第54章 不合規矩

去淺秋院的路今天特別地漫長。

錦魚一路急驚風一般地向前奔, 一路想怎麽還沒到呀。

來來往往的奴仆們見了她,遠遠地就行一個禮,她也沒心思跟她們招呼。這些人, 十個有九個, 都很陌生的, 那剩下一個, 也不過略有些眼熟。

終於在荒路雜草叢生的盡頭,她看見了淺秋院漆黑的大門,緊緊地閉著,門前半個人影都沒有。

周邊的樹從四月的新綠到七月的濃蔭,長得密密的, 顯得這地方格外的荒涼。

她心頭一酸,眼眶已經先紅了。不由自愧自悔,她嫁到江家過得舒坦, 忙著修什麽園子,忙著管家理事,竟三個多月沒在意她娘的處境。

荒路上也無人, 她提著裙擺, 一路狂奔, 豆綠都跑不過她, 她直沖到門前, 重重地拍門, 高聲道:“幽菊姐姐, 趕緊開門。我回來了。”

不想連叫數聲,裏頭卻無人應答。

錦魚心裏更急, 恨不能翻墻過去,看看到底怎麽樣了。

卻忽地聽得身後有腳步聲響, 一個頭發花白的老婆子晃晃悠悠,連喘帶咳地追上來,道:“我剛才就瞧著像,五姑奶奶怎麽到這裏來了?”

錦魚見這婆子眼熟。

豆綠已經先叫上了:“錢嬤嬤,快開門。”

那錢婆子上前掏出鑰匙開了門,道:“五姑奶奶來這裏,可有什麽事?”

不等門大開,錦魚已經急不可待地往門縫裏闖:“自然是來見我姨娘的。我姨娘可好?怎麽沒人答應?”

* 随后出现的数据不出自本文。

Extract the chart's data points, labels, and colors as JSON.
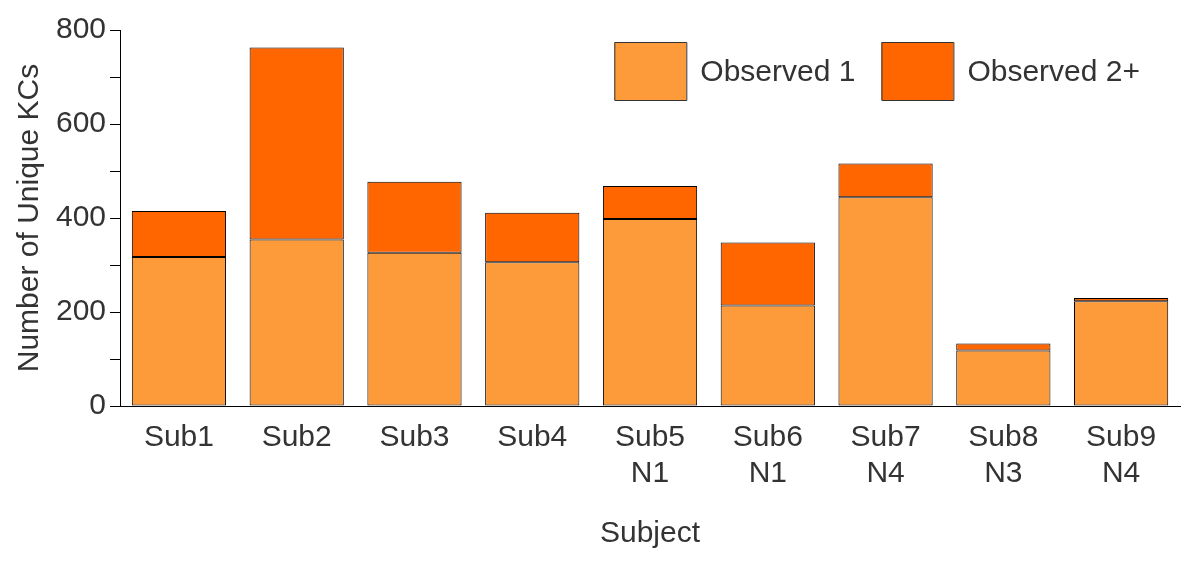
{
  "chart_data": {
    "type": "bar",
    "stacked": true,
    "xlabel": "Subject",
    "ylabel": "Number of Unique KCs",
    "categories": [
      "Sub1",
      "Sub2",
      "Sub3",
      "Sub4",
      "Sub5\nN1",
      "Sub6\nN1",
      "Sub7\nN4",
      "Sub8\nN3",
      "Sub9\nN4"
    ],
    "series": [
      {
        "name": "Observed 1",
        "color": "#fd9a3a",
        "values": [
          317,
          354,
          326,
          306,
          398,
          214,
          444,
          118,
          223
        ]
      },
      {
        "name": "Observed 2+",
        "color": "#ff6600",
        "values": [
          98,
          409,
          151,
          105,
          70,
          134,
          72,
          15,
          7
        ]
      }
    ],
    "ylim": [
      0,
      800
    ],
    "yticks": [
      0,
      {
        "value": 100,
        "label": null
      },
      200,
      {
        "value": 300,
        "label": null
      },
      400,
      {
        "value": 500,
        "label": null
      },
      600,
      {
        "value": 700,
        "label": null
      },
      800
    ],
    "legend": "top right"
  }
}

錢婆子一邊拉開了大門,一邊狐疑道道:“秦姨娘住在紫竹齋呢,五姑奶奶怎麽卻到這裏找她?”

錦魚腳下一絆,差點兒沒摔倒,急中扶住門框,腦子打了個結,半天才問豆綠:“上回姨娘不是已經搬回來了麽?”她不可能糊塗記錯呀。

豆綠道:“可不是怎麽的。”忙問錢婆子是怎麽回事。

那錢婆子道:“本來搬回來了的,結果四月底吧,一日夜裏不知道怎麽的,姨娘跟侯爺吵起來了,侯爺便命人連夜把姨娘搬回了紫竹齋。”

錦魚此時總算稍微冷靜了一點,掏出手絹,擦了擦額角手心的汗水。姨娘住在紫竹齋,日子應該不會太難過,她喘了幾口氣,才問道:“你可知道是什麽事?”

那錢婆子猶豫了片刻,又看看左右,才道:“我哪裏知道呢。只是隱隱約約聽得是為了洛陽莊在吵。侯爺生了好大的氣。姨娘也性子拗著呢,竟敢跟侯爺對著吵。五姑奶奶,你回來了,也勸勸姨娘吧。我瞧著,這些個姨娘裏,侯爺待姨娘是最好的。五姑奶奶出嫁後,侯爺幾乎日日都來淺秋院,遠的不說,便說端午宮裏賞賜的雄黃酒藥餅子,府裏各處分了分,侯爺的那一份,都叫人送到晴煙手裏,叫姨娘收著呢。”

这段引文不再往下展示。